Application of section 88(1)(d) RTI Act

Relevant considerations

1. Was the application made within 20 business days from the date of the written notice of decision?

a) Written notice of decision issued within the processing period

If a written notice of decision is issued within the processing period, an application for external review must be made within 20 business days from the date of the written notice of decision, unless a longer period is allowed by the Information Commissioner.

Section 191 of the RTI Act provides that when a written notice of decision under the RTI Act must be given, it must be in writing and state certain details.

b) No written notice of decision issued within the processing period

If no written notice of decision is provided to the applicant by the end of the processing period, the agency or Minister is taken to have made a deemed decision refusing access, on the final day of the processing period.1  As soon as practicable after a deemed decision is taken to be made, the agency or Minister must give a prescribed written notice of the decision to the applicant.2

If a written notice of the deemed decision has been issued to the applicant, an application for external review must be made within 20 business days from the date of the written notice of the deemed decision, unless a longer period is allowed by the Information Commissioner.3

If a written notice of the deemed decision has not been issued to the applicant, the Information Commissioner would generally accept the external review application provided the application has been made within a reasonable time, any reasons for delay are properly explained and the application has merit.

c) Business day

Schedule 1 of the Acts Interpretation Act 1954 (Qld) provides the definition of 'business day':

business day means a day that is not—
(a) a Saturday or Sunday; or
(b) a public holiday, special holiday or bank holiday in the place in which any relevant act is to be or may be done.
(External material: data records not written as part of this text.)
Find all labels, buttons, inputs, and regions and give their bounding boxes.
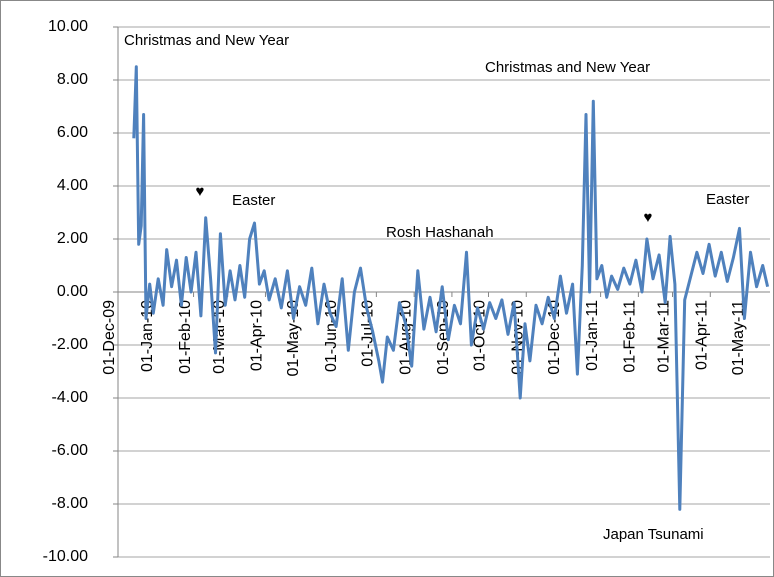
x-tick-label: 01-Mar-10 (211, 300, 228, 374)
x-tick-label: 01-Dec-10 (546, 300, 563, 375)
y-tick-label: 10.00 (48, 18, 88, 35)
annotation: Japan Tsunami (603, 526, 704, 543)
x-tick-label: 01-Dec-09 (101, 300, 118, 375)
y-tick-label: -6.00 (52, 442, 89, 459)
y-tick-label: 0.00 (57, 283, 88, 300)
annotation: ♥ (644, 209, 653, 226)
x-tick-label: 01-Jan-11 (584, 300, 601, 371)
y-tick-label: 8.00 (57, 71, 88, 88)
y-tick-label: -4.00 (52, 389, 89, 406)
annotation: Christmas and New Year (124, 32, 289, 49)
y-tick-label: 4.00 (57, 177, 88, 194)
annotation: Easter (706, 191, 749, 208)
y-tick-label: 6.00 (57, 124, 88, 141)
data-line (132, 65, 770, 511)
x-tick-label: 01-Feb-10 (177, 300, 194, 374)
y-tick-label: 2.00 (57, 230, 88, 247)
x-tick-label: 01-Mar-11 (656, 300, 673, 373)
x-tick-label: 01-May-10 (285, 300, 302, 377)
x-tick-label: 01-Jan-10 (139, 300, 156, 372)
x-tick-label: 01-Jul-10 (360, 300, 377, 367)
annotation: Easter (232, 192, 275, 209)
x-tick-label: 01-Apr-11 (694, 300, 711, 370)
annotation: ♥ (196, 183, 205, 200)
x-tick-label: 01-Apr-10 (249, 300, 266, 371)
y-tick-label: -2.00 (52, 336, 89, 353)
annotation: Rosh Hashanah (386, 224, 494, 241)
y-tick-label: -10.00 (43, 548, 88, 565)
annotation: Christmas and New Year (485, 59, 650, 76)
y-tick-label: -8.00 (52, 495, 89, 512)
x-tick-label: 01-May-11 (730, 300, 747, 375)
x-tick-label: 01-Feb-11 (622, 300, 639, 373)
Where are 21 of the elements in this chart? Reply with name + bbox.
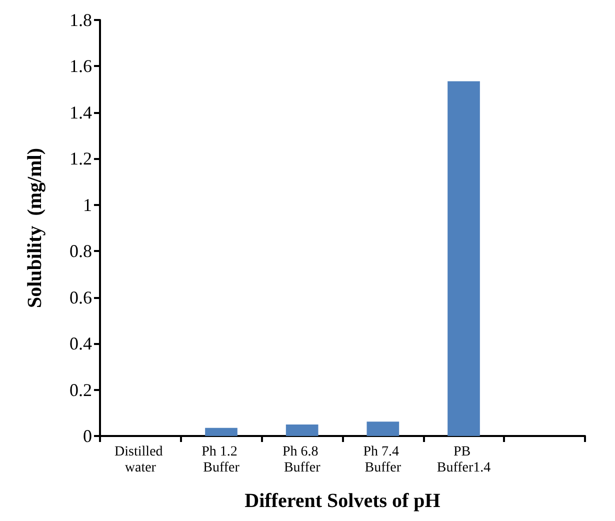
y-tick-label: 0 xyxy=(83,426,92,446)
y-tick-label: 0.2 xyxy=(70,380,92,400)
x-axis-title: Different Solvets of pH xyxy=(244,490,441,512)
y-tick-label: 1.4 xyxy=(70,102,92,122)
y-tick-label: 1.8 xyxy=(70,10,92,30)
bar xyxy=(366,422,400,436)
x-tick-label: Distilled water xyxy=(114,444,166,476)
x-tick-label: Ph 7.4 Buffer xyxy=(363,444,403,476)
bar xyxy=(286,424,318,436)
y-axis-title: Solubility (mg/ml) xyxy=(24,148,46,308)
x-tick-label: Ph 1.2 Buffer xyxy=(202,444,241,476)
y-tick-label: 1 xyxy=(83,194,92,215)
y-tick-label: 0.4 xyxy=(70,334,92,354)
y-tick-label: 0.6 xyxy=(70,287,92,308)
bar xyxy=(205,428,238,436)
x-tick-label: Ph 6.8 Buffer xyxy=(282,444,322,476)
y-tick-label: 1.2 xyxy=(70,148,92,169)
x-tick-label: PB Buffer1.4 xyxy=(436,444,491,476)
y-tick-label: 1.6 xyxy=(70,56,92,76)
y-tick-label: 0.8 xyxy=(70,241,92,262)
bar xyxy=(448,81,480,436)
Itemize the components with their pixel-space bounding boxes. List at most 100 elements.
Section 38(1) of the Acts Interpretation Act 1954 (Qld) explains the process for calculating periods of time.

2. Will the Information Commissioner allow a longer period to make the application?

The Information Commissioner has discretion to extend the period to make an external review application under section 88(1)(d) of the RTI Act.  Where an Act confers a statutory discretion, the legislature is taken to intend that the discretionary power will be exercised reasonably,4 or in other words not unreasonably, according to the proper construction of the relevant Act5 (in this case, the RTI Act).  Unreasonableness will only be demonstrated where 'no sensible authority acting with due appreciation of its responsibilities' would have so decided.6

In Young and Workers' Compensation Board of Queensland (1994) 1 QAR 543 (Young), the Information Commissioner considered whether to allow the applicant a longer time to apply for external review and in doing so, considered a number of decisions of superior courts and administrative tribunals which discussed the proper approach to exercising the discretion to extend time for making an application for review of an administrative decision.  Young considered section 73(1)(d) of the repealed Freedom of Information Act 1992 (Qld) which operated in the same way as section 88(1)(d) of the RTI Act.

In Young, the Information Commissioner identified the following factors as being relevant in considering whether to exercise the discretion to extend time:

  • the extent of and any reasons for the delay in applying for external review
  • the balance of fairness; and
  • the merits of the substantive application for review.

a) Extent of and reason for the delay

In considering this factor, it is relevant whether the applicant has received correct appeal rights information from the agency or Minister.  Other action taken by the applicant to contest the decision may also be relevant.7

b) Balance of fairness

This factor requires a consideration of any prejudice:

  • to the applicant if the application is not accepted; and
  • to the agency/Minister or third parties if the application is accepted.

Arguably, prejudice to the applicant arises if the application is not accepted because there is no opportunity for an independent review.  However, this will be significantly lessened if the merit of the application is low.  The absence of prejudice to an agency is not a sufficient reason to accept an out of time application.8

c) Merit of the application

Assessing the merit of the application requires the decision-maker to consider how likely the application would be to succeed if accepted by OIC.  This is assessed on the particular circumstances of the case and requires the decision-maker to consider whether the application raises genuine issues and discloses a reasonably arguable case, with reasonable prospects of success.

1 Section 46(1)(a) of the RTI Act.

2 Section 46(2) of the RTI Act.

3 Section 88(1)(d) of the RTI Act.

4 Kruger v Commonwealth (1997) 190 CLR 1, 36; Minister for Immigration and Citizenship v SZIAI (2009) 259 ALR 429 [15]; Minister for Immigration and Citizenship v Li (2013) 249 CLR 332 [63]; Attorney-General for the State of New South Wales v Quin (1990) 170 CLR 1 [36].

5 Minister for Immigration and Citizenship v Li (2013) 249 CLR 332 [67].

6 Secretary of State for Education and Science v Tameside Metropolitan Borough Council [1977] AC 1014, 1064.

7 Hunter Valley Developments Pty Ltd v Cohen (1984) 3 FCR 334, 348.

8 Hunter Valley Developments Pty Ltd v Cohen (1984) 3 FCR 334, 349.